GRIP 66
12/20/2022
Ein guter Film reicht nicht mehr aus
Anlässlich des Jubiläums der „Filmtage Globale Perspektiven“ wurde im September zur Veranstaltung „50 Jahre Dokumentarfilme über den Globalen Süden“ ins Haus am Dom geladen. Medienvertreter*innen diskutierten die heutigen digitalen Produktions- und Distributionswege. Sie ermöglichen den Protagonist*innen und Filmschaffenden vor Ort mehr Teilhabe. Doch unzureichende Vergütung und Unterfinanzierung von Filmprojekten bereiten den Dokumentarfilmer* innen nach wie vor Existenzsorgen.
Von Birgit Schweitzer
Ein halbes Jahrhundert schon veranstaltet die „AG Fernsehworkshop Entwicklungspolitik“ mit ihren rund 20 Mitglieds- und Partnerorganisationen die Tagung für die nicht gewerbliche Filmarbeit. Vor allem mit der Sichtung aktueller Filme diskutieren dort Medienexpert*innen und Filmschaffende Weltbilder über den Globalen Süden. Bettina Kocher, ehemals langjährige Geschäftsführerin der AG, erinnerte einleitend an den Aufbruch und die Notwendigkeit des „Fernsehworkshops Entwicklungspolitik“, wie man die Tagung bis 2017 nannte. In dem 1972 formulierten Gründungskonzept hieß es: „Sinn der Veranstaltung ist es, das Verständnis für die Entwicklungsländer und ihre Menschen zu wecken und die Möglichkeiten der Entwicklungshilfe und Entwicklungspolitik bewusst zu machen, indem eine sachgerechte Information durch Sendungen des Fernsehens und durch Filme in Unterricht und Erwachsenenbildung gefördert wird.“
Dokumentarfilm als brotlose Kunst
Die Frage nach dem Umgang mit Filminhalten in der Bildungsarbeit stand beim anschließenden Panel jedoch nicht zur Debatte, es ging um die Arbeit der Dokumentarfilmschaffenden. Ehrengast Peter Heller, der seit 1973 zahlreich ausgezeichnete Dokumentarfilme, unter anderem über kolonialgeschichtliche Themen in Afrika realisiert, eröffnete mit dem Statement, dass er nie Filme über den Globalen Süden gemacht habe, „sondern über uns und was wir dort machen“. Anfangs habe er „Afrikaner als Marionetten, als Opfer im Spiel“ genutzt, „so wie es meine Großväter getan haben, nur für den Film“. Dies habe sich verändert, seitdem er Afrika besser kenne. Es gebe inzwischen Menschen dort, die ihn seit 50 Jahren begleiten und Teil des Drehteams wurden. Das Verhältnis sei nun auf Augenhöhe – auch dank der Veränderung der Filmtechnik: „Von der Befreiungsideologie zur Befreiungstechnologie. Wir können Rohschnitte über die Entfernung besprechen, früher musste das Filmmaterial hin- und herreisen“. Mit der Dorfbevölkerung kann er vor Ort schon Filmausschnitte anschauen. Dieser Austausch sei ein Gewinn, schwieriger dagegen die Frage des Budgets. Provokant brachte Heller es für den Nachwuchs auf den Punkt: „Ein Filmstudium Richtung Dokumentarfilm ist die Herstellung Arbeitsloser von morgen“.
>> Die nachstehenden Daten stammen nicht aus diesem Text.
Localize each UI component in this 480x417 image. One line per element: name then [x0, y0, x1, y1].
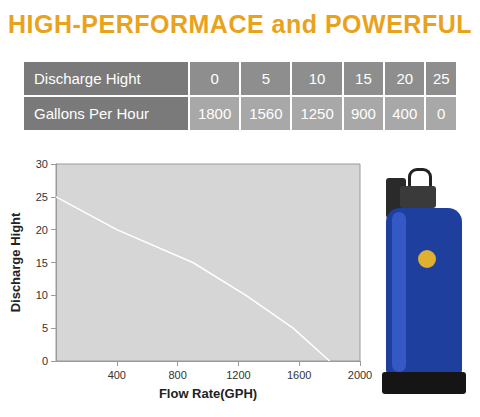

Anna Schoeppe, Geschäftsführerin der HessenFilm und Medien, gab hingegen zu bedenken, dass das erhöhte Angebot an Streaming- Inhalten dafür gesorgt habe, dass so viel produziert werde wie niemals zuvor. Für Filmemacher*innen würden so mehr Arbeitsmöglichkeiten bestehen. Es sei aber auch eine Frage der Perspektive: „Wer erzählt in Zukunft welche Geschichten?“, dies würde Schoeppe bei ihrer alltäglichen Arbeit und auch als Zuschauerin umtreiben.
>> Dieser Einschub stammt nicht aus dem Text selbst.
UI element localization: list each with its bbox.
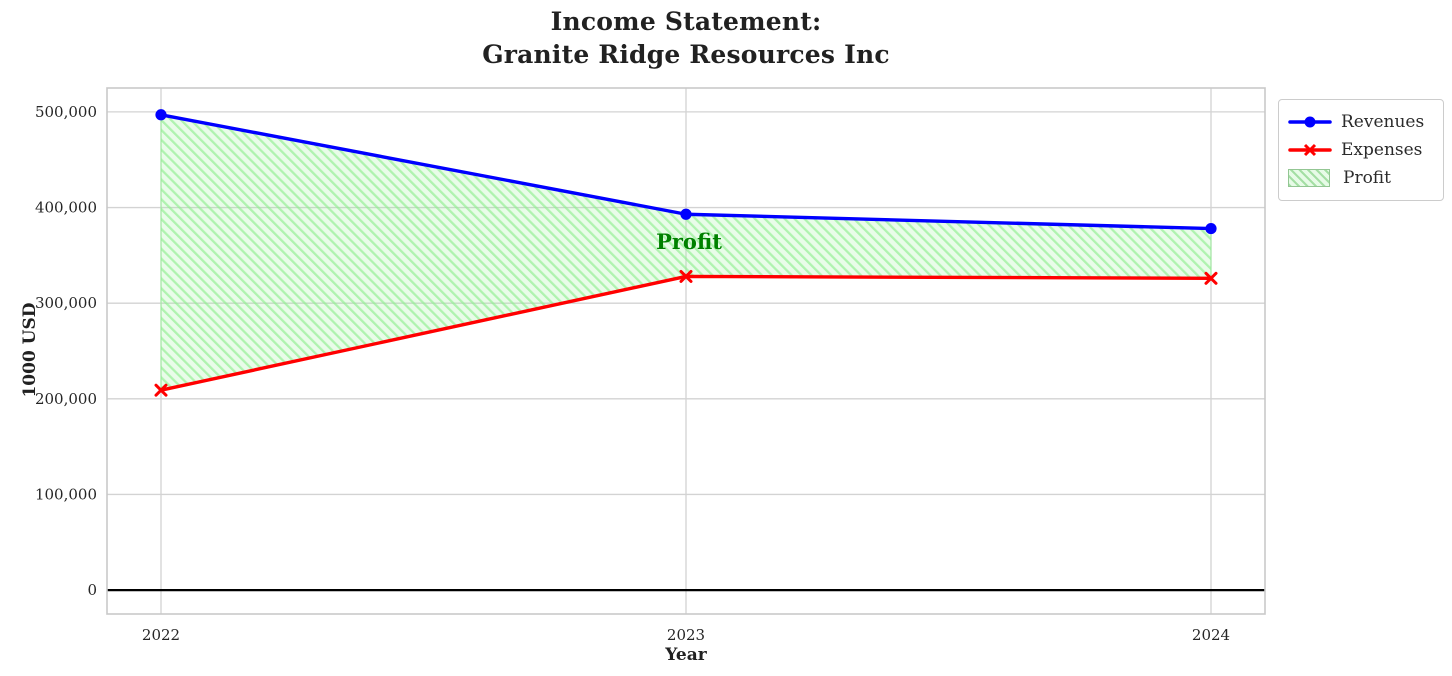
chart-title: Income Statement: Granite Ridge Resource… (107, 5, 1265, 71)
y-tick-label: 400,000 (35, 199, 97, 217)
revenues-marker (1205, 222, 1217, 235)
chart-title-line2: Granite Ridge Resources Inc (482, 40, 890, 69)
legend-label-profit: Profit (1343, 168, 1391, 188)
expenses-legend-swatch-icon (1288, 143, 1332, 157)
revenues-marker (680, 208, 692, 220)
revenues-legend-marker (1304, 116, 1316, 128)
chart-title-line1: Income Statement: (550, 7, 822, 36)
legend-label-revenues: Revenues (1341, 112, 1425, 132)
y-tick-label: 300,000 (35, 294, 97, 312)
x-tick-label: 2023 (667, 626, 705, 644)
y-tick-label: 0 (87, 581, 97, 599)
y-tick-label: 100,000 (35, 485, 97, 503)
profit-legend-swatch-icon (1288, 169, 1330, 187)
legend: Revenues Expenses Profit (1278, 99, 1444, 201)
expenses-legend-marker (1303, 143, 1317, 157)
legend-item-profit: Profit (1288, 164, 1434, 192)
legend-item-revenues: Revenues (1288, 108, 1434, 136)
y-tick-label: 200,000 (35, 390, 97, 408)
expenses-marker (679, 269, 693, 283)
y-axis-label: 1000 USD (20, 302, 40, 398)
legend-item-expenses: Expenses (1288, 136, 1434, 164)
legend-label-expenses: Expenses (1341, 140, 1423, 160)
expenses-marker (1204, 271, 1218, 285)
revenues-marker (155, 109, 167, 121)
y-tick-label: 500,000 (35, 103, 97, 121)
plot-border (106, 87, 1266, 615)
profit-annotation: Profit (656, 229, 722, 254)
x-tick-label: 2024 (1192, 626, 1230, 644)
x-tick-label: 2022 (142, 626, 180, 644)
expenses-marker (154, 383, 168, 397)
revenues-legend-swatch-icon (1288, 116, 1332, 128)
x-axis-label: Year (665, 645, 707, 665)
Nutzen und Schaden der Mediatheken
Eine rege Diskussion mit dem Plenum entbrannte über die Nutzung der Filme in den Mediatheken, die für Filmemacher*innen mehr ökonomischen Schaden als Nutzen brächten, so Heller. Das an den Userzahlen orientierte Vergütungsmodell für die Mediatheken- Nutzung steht in der Tat immer noch aus, auch wenn die AG DOK, Co-Veranstalter des Panels, sich zumindest mit der ARD Ende letzten Jahres auf gemeinsame Vergütungsregeln hat einigen können. Auch für die Verleiher birgt das frühe Streaming ihrer Filme in den Mediatheken ein hohes Risiko. Danach sei keine Filmauswertung mehr möglich, meinte Harald Hackenberg vom Katholischen Filmwerk. „Dabei werde ich nicht reich“, betonte auch Julia Peters von jip film, deren Verleih mit Leidenschaft Filme aus dem Globalen Süden ins Kino bringt.
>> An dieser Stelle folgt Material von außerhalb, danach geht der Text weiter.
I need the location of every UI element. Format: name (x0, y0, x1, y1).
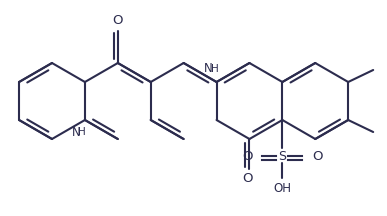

„Wir haben den Anspruch, diesen Teil der Welt auf vielfältige Weise auf allen Sendeplätzen zu zeigen und andere Blickwinkel zu eröffnen“, betonte Martin Pieper, Redaktionsleiter bei ZDF/Arte. Er verwies unter anderem auf die Filmreihe „Generation Africa – Migration neu erzählen“; 25 von afrikanischen Regisseur*innen realisierte Werke der Reihe sind in der Arte-Mediathek bis in das Jahr 2025 abrufbar. „Natürlich wollen wir, dass diese Filme gesehen werden und eine weite Verbreitung finden“. Die Arbeit der Redaktion verlagere sich deshalb immer mehr auch auf das Marketing. „Nur einen guten Film zu haben, reicht nicht mehr aus“, erklärte er.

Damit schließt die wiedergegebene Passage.